Холодный и безжалостно яркий свет хирургической лампы заливает большой металлический стол, с бесстрастной детальностью опытного эксперта отчетливо освещая каждую кость потемневшего человеческого скелета, разложенного на ослепительно-белой поверхности. Алина смотрела на то, что лежит перед ней, и молчала, не в силах отвести взгляд.
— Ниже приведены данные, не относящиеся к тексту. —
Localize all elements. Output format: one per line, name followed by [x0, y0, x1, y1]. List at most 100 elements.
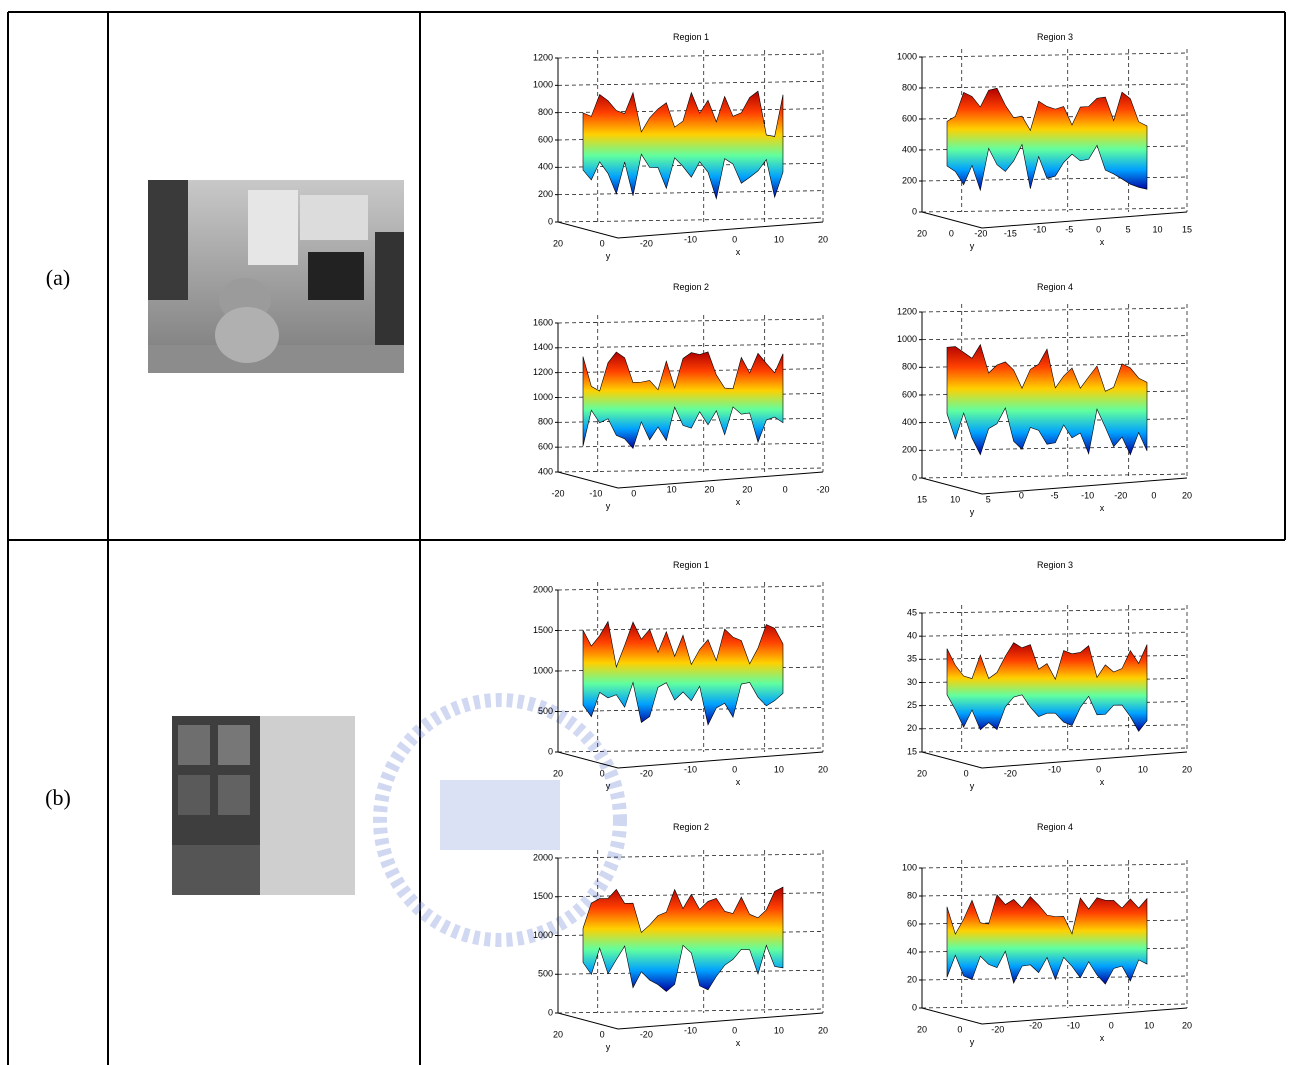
base-tick-label: 0: [600, 1029, 605, 1039]
y-axis-label: y: [606, 501, 611, 511]
plot-title: Region 1: [673, 560, 709, 570]
base-tick-label: 0: [732, 1025, 737, 1035]
x-axis-label: x: [1100, 777, 1105, 787]
base-tick-label: 20: [818, 764, 828, 774]
base-tick-label: -20: [551, 488, 564, 498]
base-tick-label: 20: [917, 228, 927, 238]
z-tick-label: 600: [902, 113, 917, 123]
base-tick-label: 0: [783, 484, 788, 494]
y-axis-label: y: [606, 1042, 611, 1052]
z-tick-label: 100: [902, 862, 917, 872]
base-tick-label: -10: [684, 234, 697, 244]
z-tick-label: 1000: [533, 665, 553, 675]
base-tick-label: 5: [986, 494, 991, 504]
z-tick-label: 0: [548, 746, 553, 756]
z-tick-label: 2000: [533, 584, 553, 594]
base-tick-label: -10: [1067, 1020, 1080, 1030]
z-tick-label: 500: [538, 706, 553, 716]
z-tick-label: 600: [538, 134, 553, 144]
z-tick-label: 400: [538, 466, 553, 476]
surface-plot: Region 315202530354045200-20-1001020yx: [907, 560, 1192, 791]
watermark: [380, 700, 620, 940]
z-tick-label: 1200: [533, 367, 553, 377]
surface-plot: Region 24006008001000120014001600-20-100…: [533, 282, 830, 511]
base-tick-label: 0: [631, 488, 636, 498]
base-tick-label: 10: [774, 1025, 784, 1035]
y-axis-label: y: [970, 241, 975, 251]
z-tick-label: 35: [907, 654, 917, 664]
x-axis-label: x: [1100, 1033, 1105, 1043]
plot-title: Region 3: [1037, 32, 1073, 42]
base-tick-label: 0: [1109, 1020, 1114, 1030]
base-tick-label: 0: [964, 768, 969, 778]
plot-title: Region 3: [1037, 560, 1073, 570]
base-tick-label: 10: [1138, 764, 1148, 774]
surface-plot: Region 4020406080100200-20-20-1001020yx: [902, 822, 1192, 1047]
z-tick-label: 1000: [533, 392, 553, 402]
z-tick-label: 1400: [533, 342, 553, 352]
base-tick-label: 0: [957, 1024, 962, 1034]
y-axis-label: y: [970, 781, 975, 791]
z-tick-label: 20: [907, 974, 917, 984]
base-tick-label: -20: [974, 228, 987, 238]
z-tick-label: 1000: [897, 51, 917, 61]
base-tick-label: 0: [732, 764, 737, 774]
base-tick-label: 20: [553, 238, 563, 248]
base-tick-label: 20: [742, 484, 752, 494]
base-tick-label: -10: [589, 488, 602, 498]
base-tick-label: 20: [917, 768, 927, 778]
surface: [583, 352, 783, 449]
page: (a)Region 1020040060080010001200200-20-1…: [0, 0, 1293, 1065]
base-tick-label: 0: [1096, 224, 1101, 234]
base-tick-label: -20: [640, 768, 653, 778]
base-tick-label: -10: [684, 764, 697, 774]
base-tick-label: 0: [949, 228, 954, 238]
z-tick-label: 1500: [533, 625, 553, 635]
base-tick-label: 20: [1182, 490, 1192, 500]
z-tick-label: 0: [912, 1002, 917, 1012]
base-tick-label: 0: [600, 768, 605, 778]
photo-b: [172, 716, 355, 895]
z-tick-label: 1600: [533, 317, 553, 327]
base-tick-label: 20: [553, 1029, 563, 1039]
base-tick-label: -5: [1050, 490, 1058, 500]
z-tick-label: 2000: [533, 852, 553, 862]
surface: [583, 887, 783, 991]
base-tick-label: 20: [553, 768, 563, 778]
base-tick-label: -20: [640, 1029, 653, 1039]
base-tick-label: 0: [1019, 490, 1024, 500]
x-axis-label: x: [736, 777, 741, 787]
base-tick-label: -20: [816, 484, 829, 494]
z-tick-label: 200: [902, 175, 917, 185]
base-tick-label: 10: [774, 764, 784, 774]
plot-title: Region 4: [1037, 822, 1073, 832]
plot-title: Region 2: [673, 282, 709, 292]
surface: [947, 88, 1147, 190]
row-label: (b): [45, 785, 71, 810]
z-tick-label: 400: [902, 144, 917, 154]
base-tick-label: -20: [1029, 1020, 1042, 1030]
base-tick-label: 5: [1126, 224, 1131, 234]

Удивительно, как быстро удалось оформить разрешение и провести эксгумацию. Во многом этому способствовало обретение Алиной нового и неожиданного статуса неофициального руководителя Бюро: директор, не вдаваясь в подробности и без лишних вопросов, подписал необходимые бумаги; в Следственном комитете тоже пошли ей навстречу — все уже были прекрасно осведомлены о том, кто теперь фактически руководит главной судебно-медицинской лабораторией города, и к тому же имели все основания быть благодарны Алине за оперативное решение множества вопросов, которые в ситуации хаоса и неразберихи последних дней могли бы ожидать решения неделями. Кроме того, дело об убийстве тринадцатилетней давности так и не было закрыто, находилось в архиве, и поэтому для обоснования необходимости эксгумации останков не пришлось искать надуманных причин или заново возбуждать дело: формулировки «в связи с вновь открывшимися обстоятельствами» оказалось более чем достаточно. В итоге уже во второй половине дня специальный закрытый автомобиль привез в морг Бюро большой черный пластиковый контейнер, пахнущий химией, тлением и сырой потревоженной землей. Алина назначила исследование на конец рабочего дня, попросив задержаться свою ассистентку, а еще коллег из гистологической лаборатории: ей не хотелось отвлекаться на текущие дела, которые имели свойство возникать стихийно в форме срочных и неотложных вопросов. «Знаете, у меня одно важное вскрытие сегодня вечером, нужна ваша помощь…» — говорила она, и люди сразу соглашались остаться и помочь, даже не дослушав до конца. Алина никому не сообщала, чьи именно останки окажутся сегодня на лабораторном столе, но каким-то непостижимым образом все это знали. И ни о чем не спрашивали.